- Directed by: Warren Sonbert
- Release date: 1971;
- Running time: 61 minutes
- Country: United States
- Language: Silent

= Carriage Trade =

Carriage Trade is a 1971 American experimental film directed by Warren Sonbert.

==Production==
Carriage Trade was filmed over the course of six years as Sonbert brought a Bolex 16 mm camera with him on international trips. According to his program notes, the filming locations were Afghanistan, Egypt, France, Greece, India, Iran, Italy, Morocco, Nepal, Switzerland, Tunisia, Turkey, the United Kingdom, and the United States.

Early titles for the film were The Tuxedo Theatre, The Bad and the Beautiful, and Tonight and Every Night.

==Style==
The film marked a major shift in Sonbert's filmmaking. Unlike his earlier short films, which are loosely narrative works that used longer takes, Carriage Trade is a montage work built out of shorter shots.

==Release==
A 20-minute early cut of the footage from Carriage Trade, then known as The Tuxedo Theatre, was shown at the Jewish Museum in New York on February 11, 1969. Sonbert screened a longer 80-minute cut in London and New York.

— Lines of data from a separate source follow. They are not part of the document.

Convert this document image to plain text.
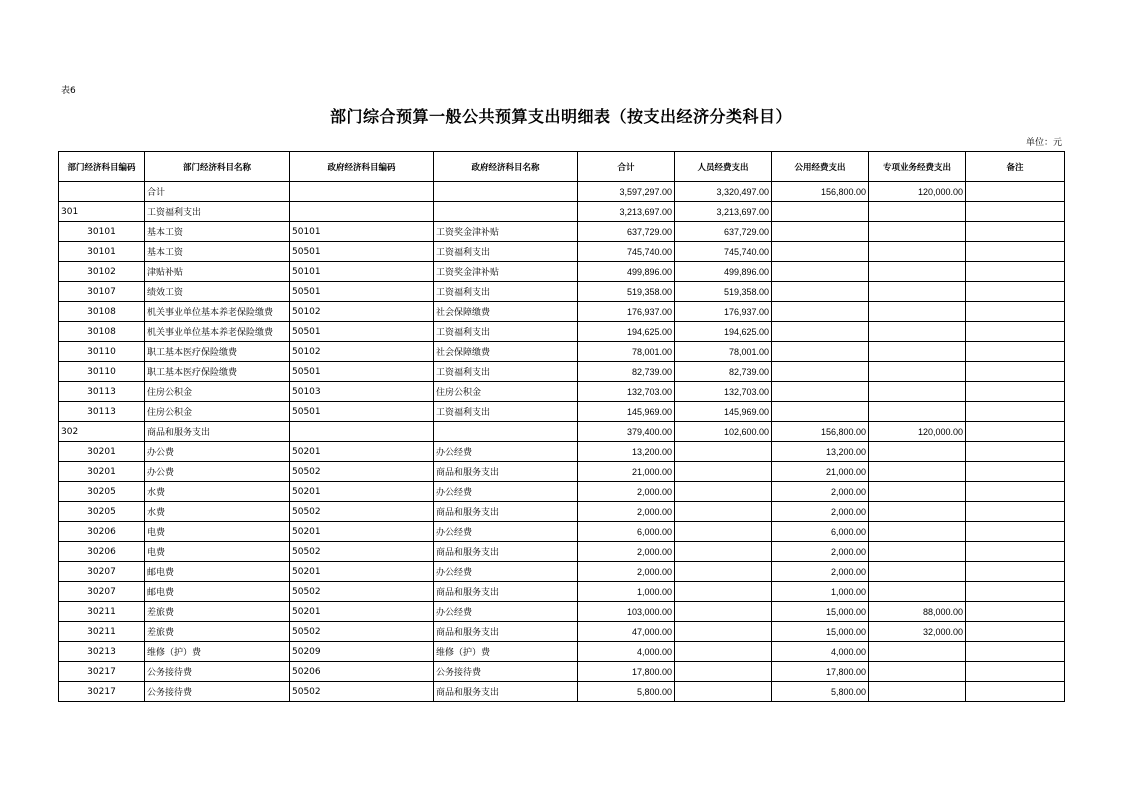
表6
部门综合预算一般公共预算支出明细表（按支出经济分类科目）
单位：元
部门经济科目编码	部门经济科目名称	政府经济科目编码	政府经济科目名称	合计	人员经费支出	公用经费支出	专项业务经费支出	备注
	合计			3,597,297.00	3,320,497.00	156,800.00	120,000.00	
301	工资福利支出			3,213,697.00	3,213,697.00			
30101	基本工资	50101	工资奖金津补贴	637,729.00	637,729.00			
30101	基本工资	50501	工资福利支出	745,740.00	745,740.00			
30102	津贴补贴	50101	工资奖金津补贴	499,896.00	499,896.00			
30107	绩效工资	50501	工资福利支出	519,358.00	519,358.00			
30108	机关事业单位基本养老保险缴费	50102	社会保障缴费	176,937.00	176,937.00			
30108	机关事业单位基本养老保险缴费	50501	工资福利支出	194,625.00	194,625.00			
30110	职工基本医疗保险缴费	50102	社会保障缴费	78,001.00	78,001.00			
30110	职工基本医疗保险缴费	50501	工资福利支出	82,739.00	82,739.00			
30113	住房公积金	50103	住房公积金	132,703.00	132,703.00			
30113	住房公积金	50501	工资福利支出	145,969.00	145,969.00			
302	商品和服务支出			379,400.00	102,600.00	156,800.00	120,000.00	
30201	办公费	50201	办公经费	13,200.00		13,200.00		
30201	办公费	50502	商品和服务支出	21,000.00		21,000.00		
30205	水费	50201	办公经费	2,000.00		2,000.00		
30205	水费	50502	商品和服务支出	2,000.00		2,000.00		
30206	电费	50201	办公经费	6,000.00		6,000.00		
30206	电费	50502	商品和服务支出	2,000.00		2,000.00		
30207	邮电费	50201	办公经费	2,000.00		2,000.00		
30207	邮电费	50502	商品和服务支出	1,000.00		1,000.00		
30211	差旅费	50201	办公经费	103,000.00		15,000.00	88,000.00	
30211	差旅费	50502	商品和服务支出	47,000.00		15,000.00	32,000.00	
30213	维修（护）费	50209	维修（护）费	4,000.00		4,000.00		
30217	公务接待费	50206	公务接待费	17,800.00		17,800.00		
30217	公务接待费	50502	商品和服务支出	5,800.00		5,800.00		
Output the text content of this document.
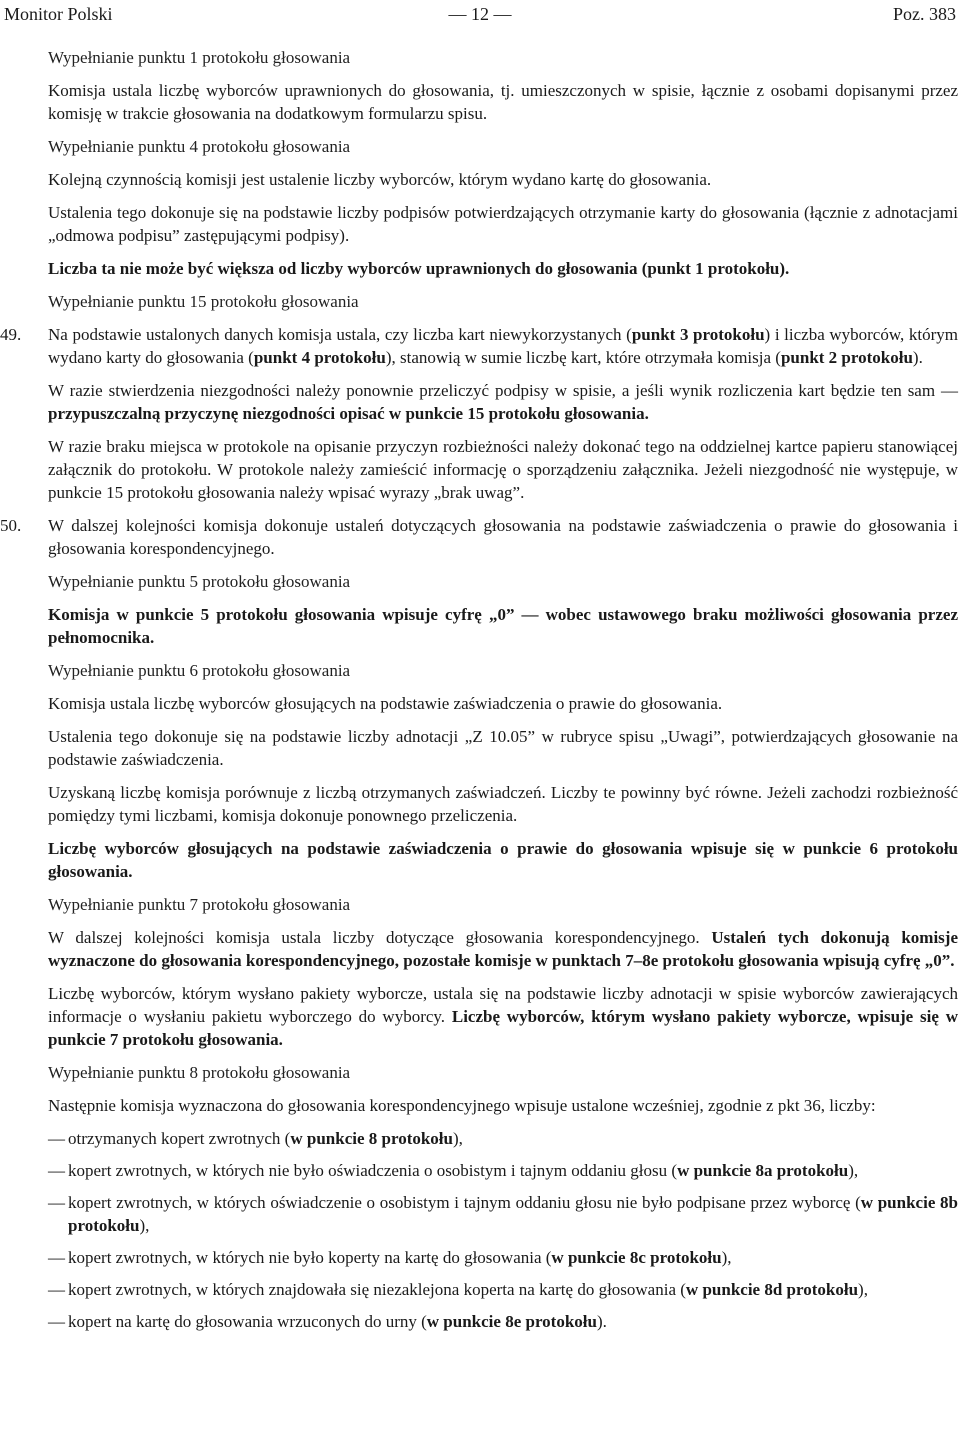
Monitor Polski	— 12 —	Poz. 383
Wypełnianie punktu 1 protokołu głosowania
Komisja ustala liczbę wyborców uprawnionych do głosowania, tj. umieszczonych w spisie, łącznie z osobami dopisanymi przez komisję w trakcie głosowania na dodatkowym formularzu spisu.
Wypełnianie punktu 4 protokołu głosowania
Kolejną czynnością komisji jest ustalenie liczby wyborców, którym wydano kartę do głosowania.
Ustalenia tego dokonuje się na podstawie liczby podpisów potwierdzających otrzymanie karty do głosowania (łącznie z adnotacjami „odmowa podpisu” zastępującymi podpisy).
Liczba ta nie może być większa od liczby wyborców uprawnionych do głosowania (punkt 1 protokołu).
Wypełnianie punktu 15 protokołu głosowania
49. Na podstawie ustalonych danych komisja ustala, czy liczba kart niewykorzystanych (punkt 3 protokołu) i liczba wyborców, którym wydano karty do głosowania (punkt 4 protokołu), stanowią w sumie liczbę kart, które otrzymała komisja (punkt 2 protokołu).
W razie stwierdzenia niezgodności należy ponownie przeliczyć podpisy w spisie, a jeśli wynik rozliczenia kart będzie ten sam — przypuszczalną przyczynę niezgodności opisać w punkcie 15 protokołu głosowania.
W razie braku miejsca w protokole na opisanie przyczyn rozbieżności należy dokonać tego na oddzielnej kartce papieru stanowiącej załącznik do protokołu. W protokole należy zamieścić informację o sporządzeniu załącznika. Jeżeli niezgodność nie występuje, w punkcie 15 protokołu głosowania należy wpisać wyrazy „brak uwag”.
50. W dalszej kolejności komisja dokonuje ustaleń dotyczących głosowania na podstawie zaświadczenia o prawie do głosowania i głosowania korespondencyjnego.
Wypełnianie punktu 5 protokołu głosowania
Komisja w punkcie 5 protokołu głosowania wpisuje cyfrę „0” — wobec ustawowego braku możliwości głosowania przez pełnomocnika.
Wypełnianie punktu 6 protokołu głosowania
Komisja ustala liczbę wyborców głosujących na podstawie zaświadczenia o prawie do głosowania.
Ustalenia tego dokonuje się na podstawie liczby adnotacji „Z 10.05” w rubryce spisu „Uwagi”, potwierdzających głosowanie na podstawie zaświadczenia.
Uzyskaną liczbę komisja porównuje z liczbą otrzymanych zaświadczeń. Liczby te powinny być równe. Jeżeli zachodzi rozbieżność pomiędzy tymi liczbami, komisja dokonuje ponownego przeliczenia.
Liczbę wyborców głosujących na podstawie zaświadczenia o prawie do głosowania wpisuje się w punkcie 6 protokołu głosowania.
Wypełnianie punktu 7 protokołu głosowania
W dalszej kolejności komisja ustala liczby dotyczące głosowania korespondencyjnego. Ustaleń tych dokonują komisje wyznaczone do głosowania korespondencyjnego, pozostałe komisje w punktach 7–8e protokołu głosowania wpisują cyfrę „0”.
Liczbę wyborców, którym wysłano pakiety wyborcze, ustala się na podstawie liczby adnotacji w spisie wyborców zawierających informacje o wysłaniu pakietu wyborczego do wyborcy. Liczbę wyborców, którym wysłano pakiety wyborcze, wpisuje się w punkcie 7 protokołu głosowania.
Wypełnianie punktu 8 protokołu głosowania
Następnie komisja wyznaczona do głosowania korespondencyjnego wpisuje ustalone wcześniej, zgodnie z pkt 36, liczby:
— otrzymanych kopert zwrotnych (w punkcie 8 protokołu),
— kopert zwrotnych, w których nie było oświadczenia o osobistym i tajnym oddaniu głosu (w punkcie 8a protokołu),
— kopert zwrotnych, w których oświadczenie o osobistym i tajnym oddaniu głosu nie było podpisane przez wyborcę (w punkcie 8b protokołu),
— kopert zwrotnych, w których nie było koperty na kartę do głosowania (w punkcie 8c protokołu),
— kopert zwrotnych, w których znajdowała się niezaklejona koperta na kartę do głosowania (w punkcie 8d protokołu),
— kopert na kartę do głosowania wrzuconych do urny (w punkcie 8e protokołu).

He edited that down to a final 61-minute version which has become the most widely distributed version. It premiered in 1971 as part of the Museum of Modern Art's Cineprobe series. The Whitney Museum screened it in 1973 as part of its New American Filmmakers series.

Carriage Trade is now part of Anthology Film Archives' Essential Cinema Repertory collection.

==Critical reception==
For The New York Times, critic A. H. Weiler wrote that it "makes for a slightly dizzying but colorful and far-ranging trip, [but] it also illustrates the talents of an acutely perceptive and artistic film maker."